Perl has a canonical "true" and "false" value which it uses for cases of Boolean negation with ! or not.

#!/usr/bin/env perl

use strict;
use warnings;

use Data::Dumper;

print Dumper !1;    # outputs $VAR1 = '';
print Dumper !!1;   # outputs $VAR1 = 1;

All good so far.

But, when I look at the values with Devel::Peek it is clear that they are not equivalent to literal '' and 1, they are both SV PVNV values.

$ perl -MDevel::Peek -E 'Dump ""; Dump !1;' 2>&1 | grep '^SV'
SV = PV(0x15e5140) at 0x1603298
SV = PVNV(0x15e3010) at 0x7814b0

$ perl -MDevel::Peek -E 'Dump 1; Dump !!1;' 2>&1 | grep '^SV'
SV = IV(0xfce228) at 0xfce238
SV = PVNV(0xfae030) at 0x7819f0

I have tested this with Perl 5.16.3 and Perl 5.20.0.

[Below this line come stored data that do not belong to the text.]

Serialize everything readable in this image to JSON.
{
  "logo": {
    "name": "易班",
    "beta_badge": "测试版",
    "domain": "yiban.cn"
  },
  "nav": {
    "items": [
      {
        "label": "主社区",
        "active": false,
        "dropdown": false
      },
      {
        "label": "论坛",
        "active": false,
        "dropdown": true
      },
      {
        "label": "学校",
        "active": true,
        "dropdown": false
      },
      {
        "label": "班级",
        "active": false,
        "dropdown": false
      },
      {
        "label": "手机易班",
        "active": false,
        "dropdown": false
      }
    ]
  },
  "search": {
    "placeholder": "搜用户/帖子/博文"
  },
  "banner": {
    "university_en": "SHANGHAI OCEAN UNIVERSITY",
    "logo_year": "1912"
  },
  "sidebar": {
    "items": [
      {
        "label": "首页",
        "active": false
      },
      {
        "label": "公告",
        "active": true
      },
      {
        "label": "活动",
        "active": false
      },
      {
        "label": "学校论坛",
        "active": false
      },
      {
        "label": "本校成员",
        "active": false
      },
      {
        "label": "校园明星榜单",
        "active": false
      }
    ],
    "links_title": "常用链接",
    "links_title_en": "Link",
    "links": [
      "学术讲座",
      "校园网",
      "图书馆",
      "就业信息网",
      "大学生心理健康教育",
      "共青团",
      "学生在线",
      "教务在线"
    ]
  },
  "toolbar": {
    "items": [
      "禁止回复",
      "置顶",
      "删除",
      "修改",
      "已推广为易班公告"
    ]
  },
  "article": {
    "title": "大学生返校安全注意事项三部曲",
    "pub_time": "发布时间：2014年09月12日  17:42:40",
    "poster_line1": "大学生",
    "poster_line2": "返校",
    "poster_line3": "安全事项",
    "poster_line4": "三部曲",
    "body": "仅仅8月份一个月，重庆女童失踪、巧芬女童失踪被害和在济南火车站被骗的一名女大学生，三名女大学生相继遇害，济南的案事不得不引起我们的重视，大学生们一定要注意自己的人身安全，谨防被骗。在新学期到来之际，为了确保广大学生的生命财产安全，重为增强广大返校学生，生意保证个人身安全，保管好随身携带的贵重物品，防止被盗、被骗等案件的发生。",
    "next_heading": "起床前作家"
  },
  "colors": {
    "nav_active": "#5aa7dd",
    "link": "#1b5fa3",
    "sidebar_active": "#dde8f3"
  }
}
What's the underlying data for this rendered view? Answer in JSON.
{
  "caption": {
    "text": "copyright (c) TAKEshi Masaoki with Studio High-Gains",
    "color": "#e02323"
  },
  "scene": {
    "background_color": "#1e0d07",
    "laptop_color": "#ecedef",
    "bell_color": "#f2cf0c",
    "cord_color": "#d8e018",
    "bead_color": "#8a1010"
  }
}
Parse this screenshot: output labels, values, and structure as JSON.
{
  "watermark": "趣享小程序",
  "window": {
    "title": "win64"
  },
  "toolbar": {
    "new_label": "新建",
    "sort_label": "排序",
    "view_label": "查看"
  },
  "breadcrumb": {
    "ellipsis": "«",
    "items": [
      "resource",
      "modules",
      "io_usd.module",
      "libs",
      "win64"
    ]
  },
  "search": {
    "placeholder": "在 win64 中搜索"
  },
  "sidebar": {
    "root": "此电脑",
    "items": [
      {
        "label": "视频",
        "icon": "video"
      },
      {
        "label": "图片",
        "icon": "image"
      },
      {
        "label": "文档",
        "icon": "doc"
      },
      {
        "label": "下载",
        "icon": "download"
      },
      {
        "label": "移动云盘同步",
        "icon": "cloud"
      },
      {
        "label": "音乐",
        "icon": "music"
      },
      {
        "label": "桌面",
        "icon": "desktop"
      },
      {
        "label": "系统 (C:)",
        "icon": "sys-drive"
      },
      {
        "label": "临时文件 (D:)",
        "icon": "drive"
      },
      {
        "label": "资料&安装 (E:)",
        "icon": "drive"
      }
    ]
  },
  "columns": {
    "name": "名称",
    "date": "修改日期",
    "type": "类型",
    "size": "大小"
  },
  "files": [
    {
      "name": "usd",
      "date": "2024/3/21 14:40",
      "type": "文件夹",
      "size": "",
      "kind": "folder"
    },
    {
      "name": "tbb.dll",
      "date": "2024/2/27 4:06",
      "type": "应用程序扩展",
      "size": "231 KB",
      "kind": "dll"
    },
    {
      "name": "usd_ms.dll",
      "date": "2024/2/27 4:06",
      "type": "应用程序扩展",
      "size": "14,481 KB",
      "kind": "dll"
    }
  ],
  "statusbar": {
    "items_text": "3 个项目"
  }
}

Isn't a PVNV much larger than a simple IV? Is this a case of Perl trading memory for speed?


Solution

  • Not just boolean negation; these values are returned by many builtins.

    There is really no issue of memory, since there is only one instance of each of them.

    The false value in particular must be a PVNV since its string value '' and its numeric value 0 are not derivable from each other (at least without triggering a warning).